2. Conclusion of Contract
The contract is concluded upon written confirmation of the order by the provider or upon the actual execution of the service. All offers are non-binding and subject to change, unless otherwise explicitly agreed.

3. Services
The provider offers advertising services in the field of digital out-of-home advertising (DOOH) and provides screens in various sizes:

55-inch screens for large advertising units and outdoor displays
43-inch screens for medium-sized spaces and targeted campaigns
32-inch screens for smaller, compact advertising spaces
POS screens for use in counter areas and checkout points to facilitate direct customer interaction
The exact specifications and technical details of each screen, as well as the corresponding advertising measures, will be defined in the individual contract.

4. Prices and Payment Terms
All prices are exclusive of the statutory value-added tax. Payment terms are individually agreed upon in the contract. Payments must be made within the period specified in the contract without deductions. In case of late payment, interest will be charged at 5% above the base rate of the European Central Bank, unless higher damages are proven.

5. Customer’s Rights and Obligations
The customer is responsible for designing the provided content (e.g., advertising clips) in accordance with legal requirements and ensuring that they do not infringe on third-party rights. The customer is liable for all claims arising from the use of the provided content.

6. Usage Rights
The customer grants the provider a non-exclusive, time-limited, and geographically limited right to use the content provided by the customer for the agreed duration and in the agreed media.
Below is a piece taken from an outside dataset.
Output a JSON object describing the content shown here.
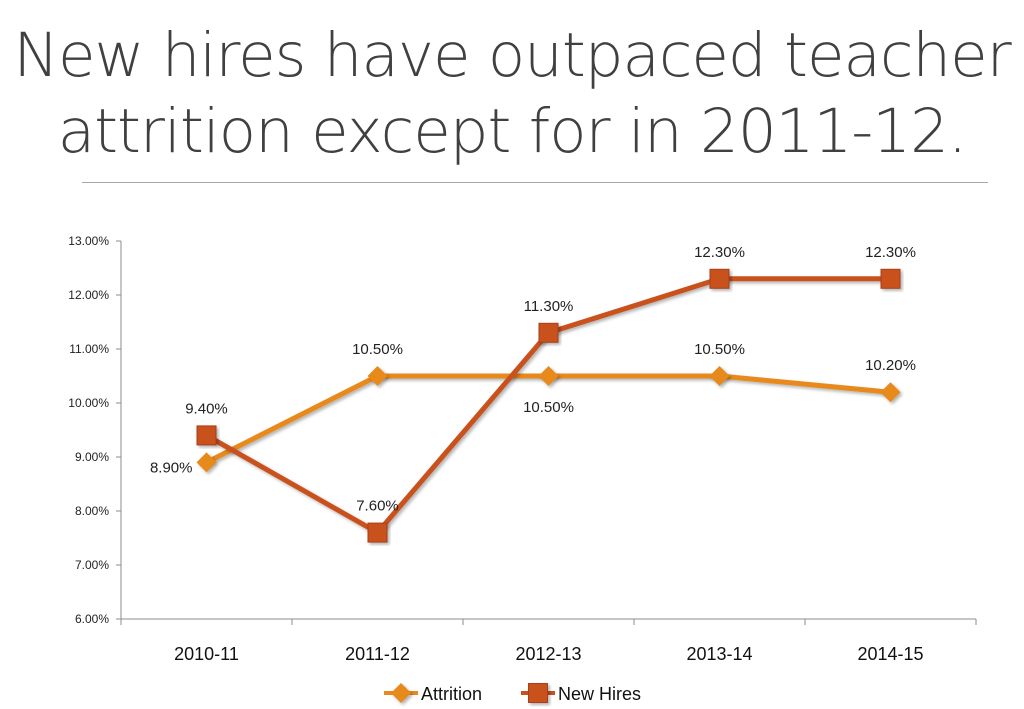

The rights to the created advertising measures remain with the provider unless explicitly stated otherwise.

7. Liability
The provider’s liability is limited to intent and gross negligence. For damages resulting from slight negligence, the provider is only liable if essential contractual obligations (cardinal obligations) are violated. In no case will the provider be liable for lost profits or indirect damages.

8. Processing and Delivery
The delivery of advertising services is carried out in accordance with the terms specified in the contract. The provider is not liable for delays caused by force majeure or unforeseeable and unavoidable circumstances (e.g., technical disturbances, delivery delays from third-party providers).

9. Termination
A termination of the contract is only possible in the cases specified in the contract and under compliance with the agreed deadlines. In the case of early termination by the customer, which is not based on the fault of the provider, the provider’s claim to the full agreed fee remains in effect.

10. Data Protection
The provider collects and processes the customer’s personal data solely in accordance with applicable data protection laws and the privacy policy, which can be accessed on the provider’s website.

11. Jurisdiction and Applicable Law
German law applies. The place of jurisdiction is Berlin, provided that the customer is a merchant, a legal entity under public law, or a public-law special fund. For consumers, the statutory provisions on jurisdiction apply.

12. Severability Clause
Should any provision of this contract be or become invalid or unenforceable, the validity of the remaining provisions shall remain unaffected. In place of the invalid or unenforceable provision, a valid provision shall be agreed upon that most closely reflects the economic intent of the invalid provision.

13. Final Provisions
Amendments and additions to these GTC must be made in writing. Oral side agreements do not exist. These GTC also apply to future business relationships, even if they are not expressly agreed upon again.